Kriteria Taubat

Bulan Ramadhan dapat dijadikan sebagai syahr al-taubah, yaitu bulan tobat. Di bulan ini, kaum
Muslim diperintahkan agar banyak melakukan
taqarrub
, mendekatkan diri kepada Allah SWT. Selain itu, juga memperbanyak kebaikan dan amal
shaleh, serta membersihkan diri dari berbagai dosa dan maksiat kepada Allah SWT.
Dalam terminologi agama, upaya kita untuk membersihkan diri dari dosa-dosa itu, dinamakan
tobat. Pada intinya tobat mengandung makna meninggalkan dosa-dosa, baik kecil (
al-Shaghair
) apalagi besar (
al-kabair
) disertai penyesalan yang mendalam.
Secara sufistik, tobat dipandang sebagai pangkal tolak (tangga pertama) dalam perjalanan
menuju Allah (al-tawbah ashl kulli maqam). Tanpa tobat, manusia tidak bisa mendapatkan
akses menuju ke jalan atau orbit Tuhan.
Menurut Ghazali, tobat melibatkan tiga aspek sekaligus, yaitu aspek pengetahuan manusia
(kognisi), aspek sikap mental (afeksi), dan aspek perbuatan (behavioral). Aspek pengetahuan
dalam arti kesadaran manusia tentang bahaya dan akibat-akibat buruk dari perbuatan dosa,
akan memengaruhi sikap, dan selanjutnya memengaruhi prilaku dan perbuatannya.
Bagi Ghazali, tobat yang baik adalah tobat yang memenuhi tiga kriteria. Pertama, meninggalkan
dosa-dosa (al-iqla' `an al-dzunub). Kedua, berjanji tidak mengulangi (al-`azm an la ya'uda).
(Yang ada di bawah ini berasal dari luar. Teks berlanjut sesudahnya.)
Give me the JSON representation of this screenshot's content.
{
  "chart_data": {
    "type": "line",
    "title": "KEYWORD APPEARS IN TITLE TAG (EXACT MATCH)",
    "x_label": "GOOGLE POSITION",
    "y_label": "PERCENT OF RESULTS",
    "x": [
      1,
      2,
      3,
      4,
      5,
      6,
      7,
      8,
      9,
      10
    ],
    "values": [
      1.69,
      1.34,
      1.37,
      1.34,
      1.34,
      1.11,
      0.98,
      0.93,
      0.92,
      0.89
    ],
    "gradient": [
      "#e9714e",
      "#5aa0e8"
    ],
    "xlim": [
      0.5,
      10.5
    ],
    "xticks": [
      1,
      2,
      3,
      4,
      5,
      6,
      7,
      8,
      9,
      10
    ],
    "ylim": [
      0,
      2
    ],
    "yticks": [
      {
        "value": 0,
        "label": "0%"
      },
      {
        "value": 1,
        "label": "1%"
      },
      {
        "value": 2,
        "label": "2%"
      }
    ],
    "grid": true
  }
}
Ketiga, menyesali diri atas dosa-dosa yang diperbuat dan atas hilangnya kesempatan dan
peluang baik secara sia-sia (
al-nadam `ala ma fata
).
Kriteria yang ketiga di atas, yaitu penyesalan, dipandang oleh Ghazali sebagai kunci sukses
tobat. Hal ini, karena tanpa penyesalan yang mendalam, sukar dibayangkan seseorang akan
benar-benar bertobat. Itu sebabnya, Nabi SAW memandang bahwa penyesalan itu identik
dengan tobat itu sendiri, sebagaimana sabda beliau, ''al-Nadamu Taubatun, penyesalan adalah
tobat itu sendiri.''
Orang yang benar-benar menyesal, menurut Ghazali, ditandai oleh tiga hal. Pertama, hatinya
lentur dan sensitif serta tidak membeku dan membatu seperti batu cadas (riqqat al-qalb).
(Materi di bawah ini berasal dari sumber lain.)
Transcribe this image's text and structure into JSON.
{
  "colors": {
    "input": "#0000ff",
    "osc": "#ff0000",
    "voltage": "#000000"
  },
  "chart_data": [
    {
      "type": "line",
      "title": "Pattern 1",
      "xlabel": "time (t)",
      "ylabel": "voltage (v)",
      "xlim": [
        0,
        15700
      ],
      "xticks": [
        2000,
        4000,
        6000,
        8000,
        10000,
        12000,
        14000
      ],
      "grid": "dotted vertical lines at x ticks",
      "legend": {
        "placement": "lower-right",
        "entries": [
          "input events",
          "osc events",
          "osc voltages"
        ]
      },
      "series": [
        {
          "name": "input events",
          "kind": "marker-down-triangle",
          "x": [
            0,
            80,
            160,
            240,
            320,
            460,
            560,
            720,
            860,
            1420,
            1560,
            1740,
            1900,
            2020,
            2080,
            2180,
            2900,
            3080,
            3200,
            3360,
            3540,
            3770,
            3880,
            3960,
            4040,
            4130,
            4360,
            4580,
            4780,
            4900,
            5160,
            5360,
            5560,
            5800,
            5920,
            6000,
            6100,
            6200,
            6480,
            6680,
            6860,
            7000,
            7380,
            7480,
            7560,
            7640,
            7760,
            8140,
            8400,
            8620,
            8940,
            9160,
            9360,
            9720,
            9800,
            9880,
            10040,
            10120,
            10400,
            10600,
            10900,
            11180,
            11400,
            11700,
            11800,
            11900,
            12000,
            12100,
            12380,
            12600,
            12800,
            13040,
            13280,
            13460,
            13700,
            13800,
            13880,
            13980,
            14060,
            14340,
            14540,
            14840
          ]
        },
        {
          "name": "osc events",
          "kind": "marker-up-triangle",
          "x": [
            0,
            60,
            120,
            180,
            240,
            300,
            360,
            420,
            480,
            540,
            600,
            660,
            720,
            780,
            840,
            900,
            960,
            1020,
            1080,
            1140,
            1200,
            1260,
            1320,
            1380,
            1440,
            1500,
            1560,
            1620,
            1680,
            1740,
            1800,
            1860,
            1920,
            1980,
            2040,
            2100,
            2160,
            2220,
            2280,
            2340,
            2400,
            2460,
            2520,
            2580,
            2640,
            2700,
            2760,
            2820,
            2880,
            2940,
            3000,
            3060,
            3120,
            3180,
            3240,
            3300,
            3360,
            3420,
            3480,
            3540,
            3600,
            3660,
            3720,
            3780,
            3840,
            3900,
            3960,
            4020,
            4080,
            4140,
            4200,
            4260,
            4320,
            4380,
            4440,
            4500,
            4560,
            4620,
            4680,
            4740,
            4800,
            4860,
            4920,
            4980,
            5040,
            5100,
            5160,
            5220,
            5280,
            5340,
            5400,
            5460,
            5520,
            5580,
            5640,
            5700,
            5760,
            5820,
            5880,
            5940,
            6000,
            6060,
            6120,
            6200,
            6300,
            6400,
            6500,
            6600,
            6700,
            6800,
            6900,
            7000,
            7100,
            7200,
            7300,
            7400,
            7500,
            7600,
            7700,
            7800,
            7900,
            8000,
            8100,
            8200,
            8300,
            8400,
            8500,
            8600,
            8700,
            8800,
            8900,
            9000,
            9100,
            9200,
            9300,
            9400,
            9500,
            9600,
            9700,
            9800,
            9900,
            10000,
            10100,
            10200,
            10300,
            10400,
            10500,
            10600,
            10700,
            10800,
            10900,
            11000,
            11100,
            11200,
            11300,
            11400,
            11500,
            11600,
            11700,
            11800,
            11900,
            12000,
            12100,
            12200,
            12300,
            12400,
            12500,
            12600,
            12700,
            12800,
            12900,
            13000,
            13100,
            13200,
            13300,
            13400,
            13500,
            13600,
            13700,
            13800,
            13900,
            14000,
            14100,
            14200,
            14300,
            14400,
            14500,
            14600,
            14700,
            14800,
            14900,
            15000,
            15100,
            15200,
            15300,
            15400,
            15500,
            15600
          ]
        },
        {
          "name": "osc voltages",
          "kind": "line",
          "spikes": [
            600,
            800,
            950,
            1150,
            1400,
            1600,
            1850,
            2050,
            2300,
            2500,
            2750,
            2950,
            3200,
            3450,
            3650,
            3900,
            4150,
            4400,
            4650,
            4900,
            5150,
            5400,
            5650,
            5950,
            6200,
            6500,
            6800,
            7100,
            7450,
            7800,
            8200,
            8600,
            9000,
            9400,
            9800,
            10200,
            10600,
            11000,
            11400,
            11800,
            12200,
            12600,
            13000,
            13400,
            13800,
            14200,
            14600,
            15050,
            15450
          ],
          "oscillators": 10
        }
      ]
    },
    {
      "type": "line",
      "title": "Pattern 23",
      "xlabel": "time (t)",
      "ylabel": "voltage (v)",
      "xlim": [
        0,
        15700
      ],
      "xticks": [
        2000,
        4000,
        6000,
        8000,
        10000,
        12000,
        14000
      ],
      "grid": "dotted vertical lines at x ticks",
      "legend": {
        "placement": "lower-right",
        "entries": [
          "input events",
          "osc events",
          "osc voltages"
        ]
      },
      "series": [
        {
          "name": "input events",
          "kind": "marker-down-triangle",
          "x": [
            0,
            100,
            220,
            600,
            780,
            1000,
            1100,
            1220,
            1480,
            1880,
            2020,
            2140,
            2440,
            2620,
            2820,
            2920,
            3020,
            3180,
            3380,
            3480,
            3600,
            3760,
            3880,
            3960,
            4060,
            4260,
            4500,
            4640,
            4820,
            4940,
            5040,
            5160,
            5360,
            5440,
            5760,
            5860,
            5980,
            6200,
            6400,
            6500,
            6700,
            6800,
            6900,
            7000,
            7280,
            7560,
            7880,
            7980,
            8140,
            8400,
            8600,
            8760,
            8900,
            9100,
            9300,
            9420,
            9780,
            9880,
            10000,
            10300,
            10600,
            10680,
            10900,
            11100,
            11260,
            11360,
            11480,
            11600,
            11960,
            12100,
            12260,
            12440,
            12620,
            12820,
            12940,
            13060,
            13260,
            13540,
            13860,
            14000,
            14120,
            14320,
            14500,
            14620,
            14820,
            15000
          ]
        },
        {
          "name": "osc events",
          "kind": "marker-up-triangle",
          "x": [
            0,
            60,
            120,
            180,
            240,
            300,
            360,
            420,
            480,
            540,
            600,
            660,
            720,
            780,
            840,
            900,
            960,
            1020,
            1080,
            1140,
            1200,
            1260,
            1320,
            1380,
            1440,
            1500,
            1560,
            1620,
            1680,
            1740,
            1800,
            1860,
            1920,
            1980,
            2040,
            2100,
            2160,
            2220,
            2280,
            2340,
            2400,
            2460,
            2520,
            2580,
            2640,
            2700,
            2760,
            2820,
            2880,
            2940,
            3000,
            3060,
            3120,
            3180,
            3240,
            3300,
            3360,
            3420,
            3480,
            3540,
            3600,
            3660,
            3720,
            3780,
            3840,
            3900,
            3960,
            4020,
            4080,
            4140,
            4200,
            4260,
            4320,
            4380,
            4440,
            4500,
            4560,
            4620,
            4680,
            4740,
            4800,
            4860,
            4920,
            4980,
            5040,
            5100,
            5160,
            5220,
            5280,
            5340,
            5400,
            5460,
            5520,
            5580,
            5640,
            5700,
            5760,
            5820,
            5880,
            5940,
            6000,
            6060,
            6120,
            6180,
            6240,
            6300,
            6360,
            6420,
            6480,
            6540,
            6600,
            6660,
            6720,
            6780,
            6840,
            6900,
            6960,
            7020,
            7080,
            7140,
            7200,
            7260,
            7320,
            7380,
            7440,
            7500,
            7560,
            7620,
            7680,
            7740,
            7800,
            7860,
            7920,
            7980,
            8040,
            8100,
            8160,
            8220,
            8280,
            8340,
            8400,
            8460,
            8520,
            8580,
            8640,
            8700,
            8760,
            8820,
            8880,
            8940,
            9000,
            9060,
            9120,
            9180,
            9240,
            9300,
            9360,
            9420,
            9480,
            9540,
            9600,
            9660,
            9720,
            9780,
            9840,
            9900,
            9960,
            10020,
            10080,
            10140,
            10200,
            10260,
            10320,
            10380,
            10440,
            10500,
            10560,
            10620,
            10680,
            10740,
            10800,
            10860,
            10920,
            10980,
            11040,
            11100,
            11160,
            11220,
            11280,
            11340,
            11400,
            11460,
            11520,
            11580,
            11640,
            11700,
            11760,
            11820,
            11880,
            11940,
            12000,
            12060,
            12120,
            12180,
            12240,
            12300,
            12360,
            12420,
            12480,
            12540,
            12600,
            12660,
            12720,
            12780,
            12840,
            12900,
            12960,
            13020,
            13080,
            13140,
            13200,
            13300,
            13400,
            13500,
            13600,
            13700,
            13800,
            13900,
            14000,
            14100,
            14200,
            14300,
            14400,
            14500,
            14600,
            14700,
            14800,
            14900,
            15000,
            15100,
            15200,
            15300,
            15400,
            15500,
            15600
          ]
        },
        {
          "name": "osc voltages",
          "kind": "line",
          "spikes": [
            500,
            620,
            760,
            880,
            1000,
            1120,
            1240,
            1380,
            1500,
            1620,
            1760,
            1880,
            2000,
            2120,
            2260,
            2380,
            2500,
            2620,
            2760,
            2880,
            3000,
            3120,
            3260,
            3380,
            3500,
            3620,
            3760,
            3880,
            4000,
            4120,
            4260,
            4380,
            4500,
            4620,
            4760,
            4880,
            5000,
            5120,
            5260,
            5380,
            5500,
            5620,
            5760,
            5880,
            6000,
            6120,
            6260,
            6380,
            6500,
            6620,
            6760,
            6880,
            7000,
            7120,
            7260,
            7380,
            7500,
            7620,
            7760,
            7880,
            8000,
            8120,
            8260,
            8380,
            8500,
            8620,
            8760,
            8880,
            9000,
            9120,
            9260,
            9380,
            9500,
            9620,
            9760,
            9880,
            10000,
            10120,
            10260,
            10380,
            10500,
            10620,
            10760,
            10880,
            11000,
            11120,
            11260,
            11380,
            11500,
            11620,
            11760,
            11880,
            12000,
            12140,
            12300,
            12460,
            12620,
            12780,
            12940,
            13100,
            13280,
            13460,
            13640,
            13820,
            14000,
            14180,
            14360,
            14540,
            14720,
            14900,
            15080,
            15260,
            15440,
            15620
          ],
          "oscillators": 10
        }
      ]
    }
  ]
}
Kedua, air matanya mudah meleleh tanpa sadar (
ghazarat al-dumu'
). Ketiga, ia kapok dan benci pada dosa-dosa yang dahulu pernah dinikmatinya. Orang yang
bertobat dengan tingkat penyesalan seperti di atas layak mendapat pengampunan dari Allah
SWT.
Inilah sesungguhnya makna firman Allah: ''Dan (juga) orang-orang yang apabila mengerjakan
perbuatan keji atau menganiaya diri sendiri, mereka ingat akan Allah, lalu memohon ampun
terhadap dosa-dosa mereka dan siapa lagi yang dapat mengampuni dosa selain daripada
Allah? Dan mereka tidak meneruskan perbuatan kejinya itu, sedangkan mereka mengetahui.